Blotting her from his mind, he strode to another part of the battlements, choosing a corner where the sight of her wouldn’t spoil his view. Then he braced himself and stared past the fighting ground to the hills beyond, deep blue and silent against the sky. Directly across from him, a sparkling rock-strewn cataract plunged down a narrow gorge cut deep into one of the hills. It was the same vista he enjoyed from his bedchamber window. The sight—as always—took his breath and made his heart squeeze. This day, the falls’ beauty also quenched any last shred of sympathy he might have felt for the MacDonald she-wolf.

In Cameron hands since distant times, the glen was his birthright and his joy. Cloud shadows drifted across its length, the gentle play of light and dark bleeding his soul. His eyes misted at the well-loved scene, his throat thickening. He’d always believed his children would one day love the glen with equal fierceness. That they’d carry on tradition, bound to the land and appreciating their heritage, teaching their own offspring to do the same.

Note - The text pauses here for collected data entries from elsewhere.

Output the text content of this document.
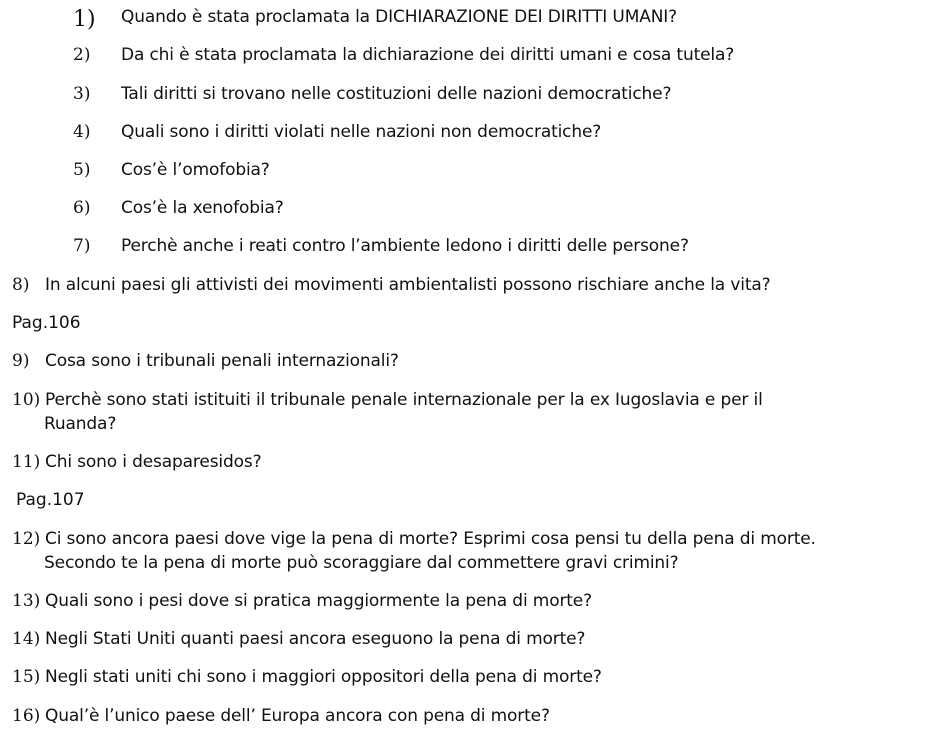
1) Quando è stata proclamata la DICHIARAZIONE DEI DIRITTI UMANI?
2) Da chi è stata proclamata la dichiarazione dei diritti umani e cosa tutela?
3) Tali diritti si trovano nelle costituzioni delle nazioni democratiche?
4) Quali sono i diritti violati nelle nazioni non democratiche?
5) Cos’è l’omofobia?
6) Cos’è la xenofobia?
7) Perchè anche i reati contro l’ambiente ledono i diritti delle persone?
8) In alcuni paesi gli attivisti dei movimenti ambientalisti possono rischiare anche la vita?
Pag.106
9) Cosa sono i tribunali penali internazionali?
10) Perchè sono stati istituiti il tribunale penale internazionale per la ex Iugoslavia e per il
Ruanda?
11) Chi sono i desaparesidos?
Pag.107
12) Ci sono ancora paesi dove vige la pena di morte? Esprimi cosa pensi tu della pena di morte.
Secondo te la pena di morte può scoraggiare dal commettere gravi crimini?
13) Quali sono i pesi dove si pratica maggiormente la pena di morte?
14) Negli Stati Uniti quanti paesi ancora eseguono la pena di morte?
15) Negli stati uniti chi sono i maggiori oppositori della pena di morte?
16) Qual’è l’unico paese dell’ Europa ancora con pena di morte?
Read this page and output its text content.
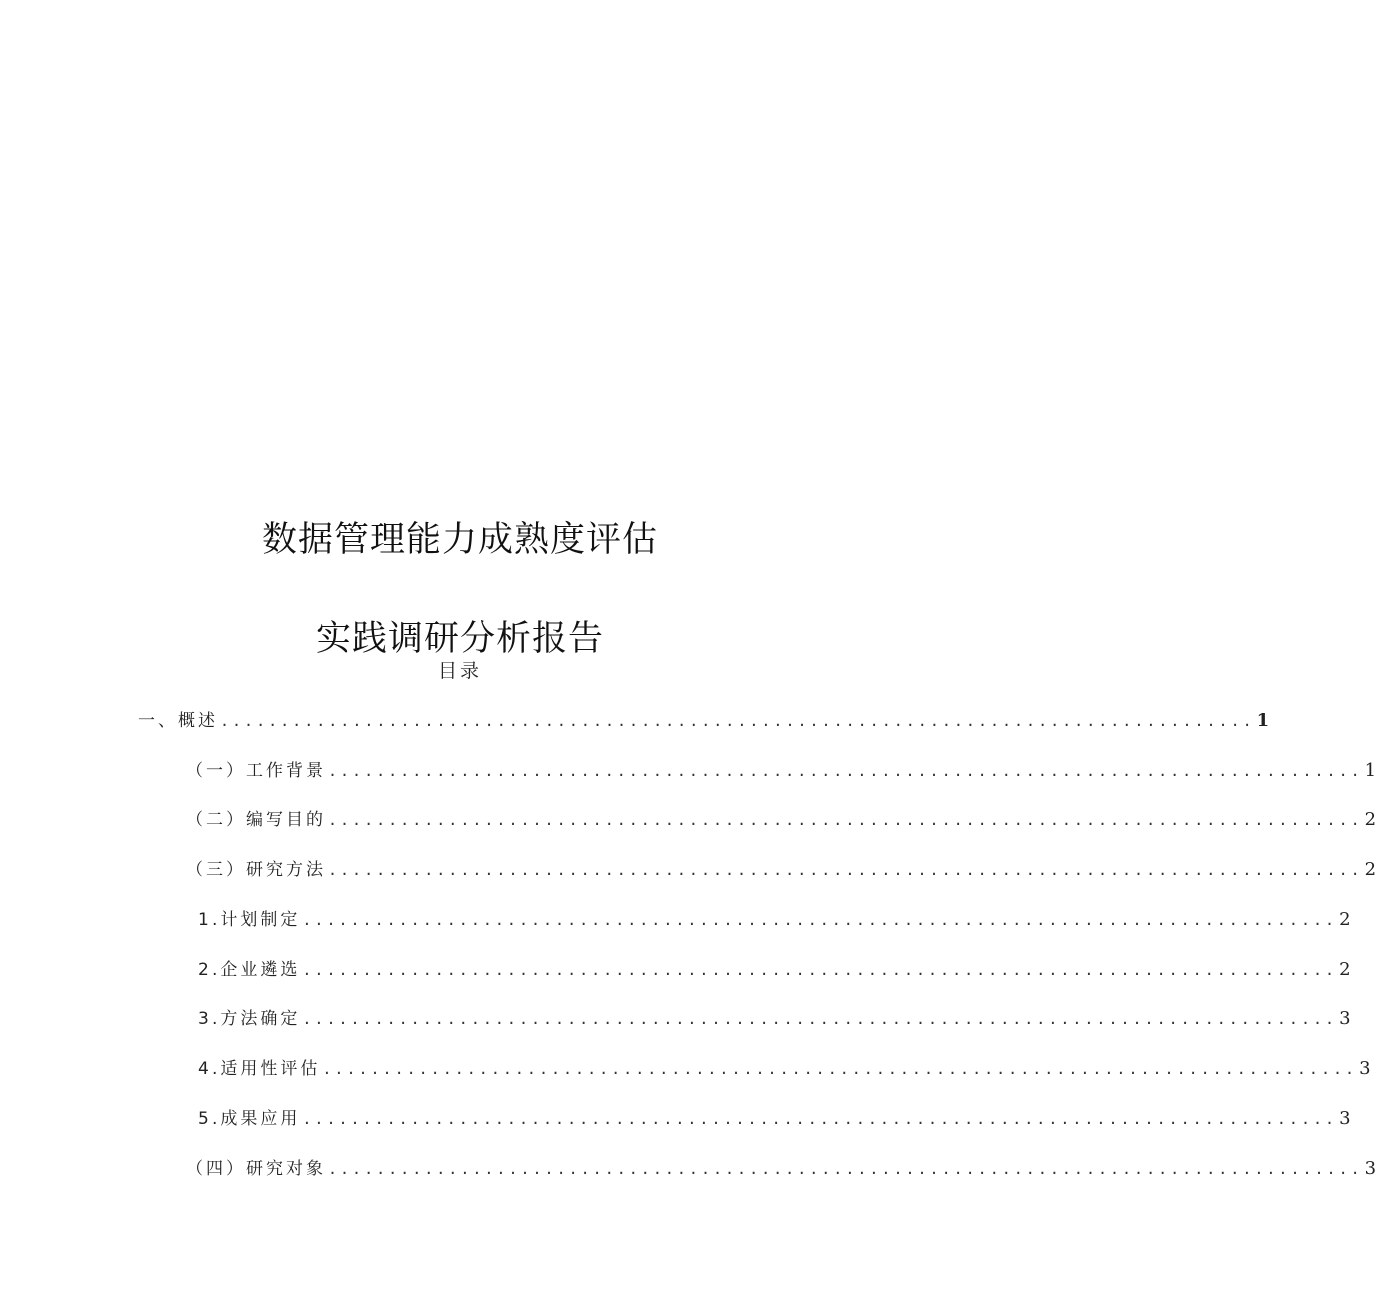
数据管理能力成熟度评估
实践调研分析报告
目录
一、概述 ...................................................................................... 1
（一）工作背景 ...................................................................................... 1
（二）编写目的 ...................................................................................... 2
（三）研究方法 ...................................................................................... 2
1 .计划制定 ...................................................................................... 2
2 .企业遴选 ...................................................................................... 2
3 .方法确定 ...................................................................................... 3
4 .适用性评估 ...................................................................................... 3
5 .成果应用 ...................................................................................... 3
（四）研究对象 ...................................................................................... 3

He wrenched his gaze from the glen, fury whipping through him like a flame to tinder. He should’ve known better than to come up here. But Colin had wanted to see the workmen’s progress. And, truth be told, brisk winds always blew across the ramparts and he’d relished a few moments in the cold, clean air before courtesy demanded he join Sir Walter and his ravenous friends in the hall.

The man’s lofty airs and barely veiled insults were more than any man should have to tolerate within his own walls. And watching Lindsay and his henchmen eat their way through Castle Haven’s larders—with neither the MacDonalds nor the Mackintoshes helping with the costs—was as galling as it was enlightening.

No matter how the trial of combat ended, the other two clans of the glen would never change their colors.

Most especially the MacDonalds.

The she-wolf’s presence on the field vouched for their obstinacy. Just as her flay-a-man stares proved they had a touch of the devil in them.

It was a taint that might serve them well when they soon found themselves in hell.

James’s pulse quickened imagining them there.

It was a fine thought.

A well-met fate that sent a surge of satisfaction shooting through him. He could see them landing on Hades’ hottest hob or in a deep, icy pit where they could languish for eons, pondering their treacheries.

They deserved no better.

Pity was so many Camerons would be joining them.